Balto, el heroico husky siberiano con una estatua en Central Park

A comienzos de 1925 un relevo de trineos de más de 1.000 kilómetros y bajo temperaturas de -40ºC, consiguió llevar desde Anchorage, capital de Alaska, a Nome, un cargamento de vacunas contra la difteria. El brote de esta enfermedad consiguió apagarse gracias, entre otros, a perros como Balto, que fue el “perro guía” durante los dos últimos tramos. Por su heroicidad en su honor se levantó una estatua en Central Park (Nueva York).

BALTO PERRO GUÍA

Hay perros, que como Balto, han pasado a la historia por su entrega.

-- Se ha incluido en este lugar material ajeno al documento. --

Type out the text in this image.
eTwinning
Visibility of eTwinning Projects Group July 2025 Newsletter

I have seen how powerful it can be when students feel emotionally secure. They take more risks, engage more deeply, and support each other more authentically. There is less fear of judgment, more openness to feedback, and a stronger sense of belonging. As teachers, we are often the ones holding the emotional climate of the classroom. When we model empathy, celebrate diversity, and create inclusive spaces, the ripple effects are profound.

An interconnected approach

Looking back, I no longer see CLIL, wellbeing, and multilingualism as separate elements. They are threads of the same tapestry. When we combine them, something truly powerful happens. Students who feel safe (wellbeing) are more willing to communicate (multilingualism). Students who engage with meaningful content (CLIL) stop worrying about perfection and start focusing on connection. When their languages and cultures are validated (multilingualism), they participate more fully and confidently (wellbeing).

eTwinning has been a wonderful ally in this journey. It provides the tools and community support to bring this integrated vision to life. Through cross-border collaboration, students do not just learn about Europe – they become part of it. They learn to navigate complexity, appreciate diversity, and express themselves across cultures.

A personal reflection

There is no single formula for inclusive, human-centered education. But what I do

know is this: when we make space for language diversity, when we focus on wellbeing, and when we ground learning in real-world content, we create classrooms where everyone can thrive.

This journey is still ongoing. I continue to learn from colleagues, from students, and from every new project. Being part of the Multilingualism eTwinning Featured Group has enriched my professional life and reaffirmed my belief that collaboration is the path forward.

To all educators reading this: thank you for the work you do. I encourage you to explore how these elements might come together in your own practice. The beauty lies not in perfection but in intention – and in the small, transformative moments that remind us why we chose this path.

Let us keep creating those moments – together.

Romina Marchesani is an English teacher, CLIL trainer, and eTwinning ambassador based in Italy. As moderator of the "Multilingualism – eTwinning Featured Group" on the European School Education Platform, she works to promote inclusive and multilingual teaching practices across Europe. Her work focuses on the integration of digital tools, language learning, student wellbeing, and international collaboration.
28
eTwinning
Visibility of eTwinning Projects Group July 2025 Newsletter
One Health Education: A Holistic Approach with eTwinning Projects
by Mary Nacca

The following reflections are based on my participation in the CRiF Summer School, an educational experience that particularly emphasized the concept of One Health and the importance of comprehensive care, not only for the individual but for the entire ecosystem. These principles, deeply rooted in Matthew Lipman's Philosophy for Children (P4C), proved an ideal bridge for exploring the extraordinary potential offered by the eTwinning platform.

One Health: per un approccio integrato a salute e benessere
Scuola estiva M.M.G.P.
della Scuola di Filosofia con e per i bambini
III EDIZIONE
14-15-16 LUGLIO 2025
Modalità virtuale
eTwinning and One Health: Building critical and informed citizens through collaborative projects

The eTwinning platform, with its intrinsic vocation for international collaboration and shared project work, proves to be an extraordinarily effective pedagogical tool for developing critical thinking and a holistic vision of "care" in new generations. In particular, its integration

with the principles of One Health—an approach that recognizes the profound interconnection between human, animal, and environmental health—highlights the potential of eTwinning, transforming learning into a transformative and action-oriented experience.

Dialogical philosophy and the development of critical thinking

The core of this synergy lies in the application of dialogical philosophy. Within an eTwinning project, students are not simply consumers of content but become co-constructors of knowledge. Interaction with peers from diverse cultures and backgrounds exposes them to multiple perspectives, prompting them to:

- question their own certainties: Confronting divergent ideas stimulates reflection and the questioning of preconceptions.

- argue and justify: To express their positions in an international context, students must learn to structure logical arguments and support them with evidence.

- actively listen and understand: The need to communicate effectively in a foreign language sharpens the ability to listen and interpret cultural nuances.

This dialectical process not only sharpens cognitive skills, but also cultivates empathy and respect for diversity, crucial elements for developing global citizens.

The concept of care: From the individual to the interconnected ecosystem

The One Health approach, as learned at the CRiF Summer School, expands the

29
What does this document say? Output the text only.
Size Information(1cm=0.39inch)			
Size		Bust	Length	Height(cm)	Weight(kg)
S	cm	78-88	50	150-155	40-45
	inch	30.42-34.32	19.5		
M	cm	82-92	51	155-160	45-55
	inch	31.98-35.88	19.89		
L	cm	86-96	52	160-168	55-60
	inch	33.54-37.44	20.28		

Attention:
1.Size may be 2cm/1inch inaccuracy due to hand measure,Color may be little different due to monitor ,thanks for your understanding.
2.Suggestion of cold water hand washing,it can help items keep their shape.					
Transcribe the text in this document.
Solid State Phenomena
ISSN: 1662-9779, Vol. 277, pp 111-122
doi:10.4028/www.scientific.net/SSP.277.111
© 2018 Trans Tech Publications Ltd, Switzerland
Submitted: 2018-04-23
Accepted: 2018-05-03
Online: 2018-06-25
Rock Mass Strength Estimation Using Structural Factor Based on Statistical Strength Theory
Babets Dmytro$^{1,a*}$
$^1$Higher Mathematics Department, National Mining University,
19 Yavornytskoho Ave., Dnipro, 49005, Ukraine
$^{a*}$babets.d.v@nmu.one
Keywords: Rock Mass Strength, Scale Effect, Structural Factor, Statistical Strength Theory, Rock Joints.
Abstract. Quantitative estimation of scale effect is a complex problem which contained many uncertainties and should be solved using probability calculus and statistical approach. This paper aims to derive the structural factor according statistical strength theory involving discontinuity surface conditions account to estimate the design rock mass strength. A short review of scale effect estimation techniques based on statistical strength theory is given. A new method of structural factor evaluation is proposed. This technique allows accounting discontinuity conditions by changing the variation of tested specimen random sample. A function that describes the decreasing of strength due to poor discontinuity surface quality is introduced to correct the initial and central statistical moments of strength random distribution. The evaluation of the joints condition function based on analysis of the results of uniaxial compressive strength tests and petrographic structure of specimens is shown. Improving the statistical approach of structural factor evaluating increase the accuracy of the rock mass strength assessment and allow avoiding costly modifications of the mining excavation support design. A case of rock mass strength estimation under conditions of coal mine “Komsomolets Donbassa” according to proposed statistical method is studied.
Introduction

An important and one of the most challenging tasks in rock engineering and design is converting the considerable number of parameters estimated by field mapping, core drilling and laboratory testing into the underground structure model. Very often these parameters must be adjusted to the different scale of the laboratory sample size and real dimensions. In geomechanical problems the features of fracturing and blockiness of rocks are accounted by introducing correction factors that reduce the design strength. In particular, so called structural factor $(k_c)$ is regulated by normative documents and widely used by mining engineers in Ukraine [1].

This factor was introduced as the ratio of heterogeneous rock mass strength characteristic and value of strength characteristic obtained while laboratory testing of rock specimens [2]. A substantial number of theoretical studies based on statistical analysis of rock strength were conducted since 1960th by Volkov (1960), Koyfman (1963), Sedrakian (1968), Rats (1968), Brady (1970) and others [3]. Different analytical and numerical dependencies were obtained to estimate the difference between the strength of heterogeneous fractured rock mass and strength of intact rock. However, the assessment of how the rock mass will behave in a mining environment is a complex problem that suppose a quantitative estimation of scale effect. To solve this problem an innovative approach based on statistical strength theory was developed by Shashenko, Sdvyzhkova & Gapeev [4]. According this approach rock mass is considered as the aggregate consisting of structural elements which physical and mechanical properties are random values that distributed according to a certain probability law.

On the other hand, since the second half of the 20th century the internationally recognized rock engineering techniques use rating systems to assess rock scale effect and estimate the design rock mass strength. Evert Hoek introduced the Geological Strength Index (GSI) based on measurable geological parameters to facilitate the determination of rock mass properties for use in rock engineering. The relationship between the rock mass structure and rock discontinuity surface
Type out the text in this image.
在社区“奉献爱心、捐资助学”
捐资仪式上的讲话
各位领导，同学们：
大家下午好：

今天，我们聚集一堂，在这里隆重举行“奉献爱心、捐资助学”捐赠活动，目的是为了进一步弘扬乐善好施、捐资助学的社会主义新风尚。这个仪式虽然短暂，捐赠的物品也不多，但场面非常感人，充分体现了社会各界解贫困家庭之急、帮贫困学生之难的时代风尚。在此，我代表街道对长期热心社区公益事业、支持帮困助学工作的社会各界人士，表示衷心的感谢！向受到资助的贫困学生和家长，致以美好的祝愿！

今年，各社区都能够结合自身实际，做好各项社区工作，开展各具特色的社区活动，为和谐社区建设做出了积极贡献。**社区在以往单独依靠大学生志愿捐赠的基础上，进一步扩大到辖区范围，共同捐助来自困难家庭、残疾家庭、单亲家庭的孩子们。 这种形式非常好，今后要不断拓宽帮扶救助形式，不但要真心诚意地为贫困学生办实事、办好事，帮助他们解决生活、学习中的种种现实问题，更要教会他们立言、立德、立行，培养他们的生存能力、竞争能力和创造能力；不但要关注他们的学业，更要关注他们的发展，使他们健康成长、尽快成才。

Este husky fue uno de los perros que a comienzos de 1925 tomaron parte en el relevo de trineos que consiguió llevar hasta Nome (Alaska) las vacunas que pusieron fin al brote de difteria que había comenzado a expandirse entre la población infantil de esta ciudad.

Tanto fue el protagonismo de Balto en aquella gesta heroica, que dos estatuas en su honor se levantan hoy en Anchorage, capital de Alaska, y en Central Park (Nueva York) y hasta Hollywood realizó una película de dibujos animados que narra la hazaña que representó recorrer más de 1.000 kilómetros en trineo teniendo que superar el gélido frío de Alaska.

Cuando en enero de 1925 comenzó la epidemia de difteria en Nome, las vacunas más cercanas se encontraban en Anchorage, a unos 900 kilómetros de distancia, al tiempo que una gran tormenta impedía que el cargamento pudiera llegar por mar o por aire, así que se optó por un arriesgado y muy duro relevo de trineos en el que participaron veinte “mushers” (conductores de trineo) voluntarios con sus respectivos equipos caninos de huskies siberianos.

La epopeya, que comenzó el 27 de enero en la estación de tren de Nenana, llegó al penúltimo relevo con el “musher” noruego Gunnar Kaasen en cuya jauría perruna estaba Balto, un husky negro de seis años y con aparente poco potencial físico, circunstancia que provocó que Kaasen lo dejara inicialmente en la retaguardia, aunque la inesperada lesión del “perro guía” del equipo colocó a Balto al frente de los perros de tiro.

Pero los problemas no habían hecho más que empezar.  Kaasen llegó al relevo el 2 de febrero, antes de lo previsto y sin que el trineo de reemplazo estuviera preparado para salir, lo que obligó a que él y sus perros tuvieran que realizar también el último tramo del viaje en medio de temperaturas de -40ºC. Finalmente, las vacunas contra la difteria llegaron a tiempo a Nome.

Tras esta hazaña, que fue ampliamente difundida por los medios de comunicación de la época, Balto terminó sus días en el zoológico de Cleveland donde murió con catorce años de edad y en estos momentos su cuerpo disecado se expone en el Museo de Historia Natural de esta misma ciudad.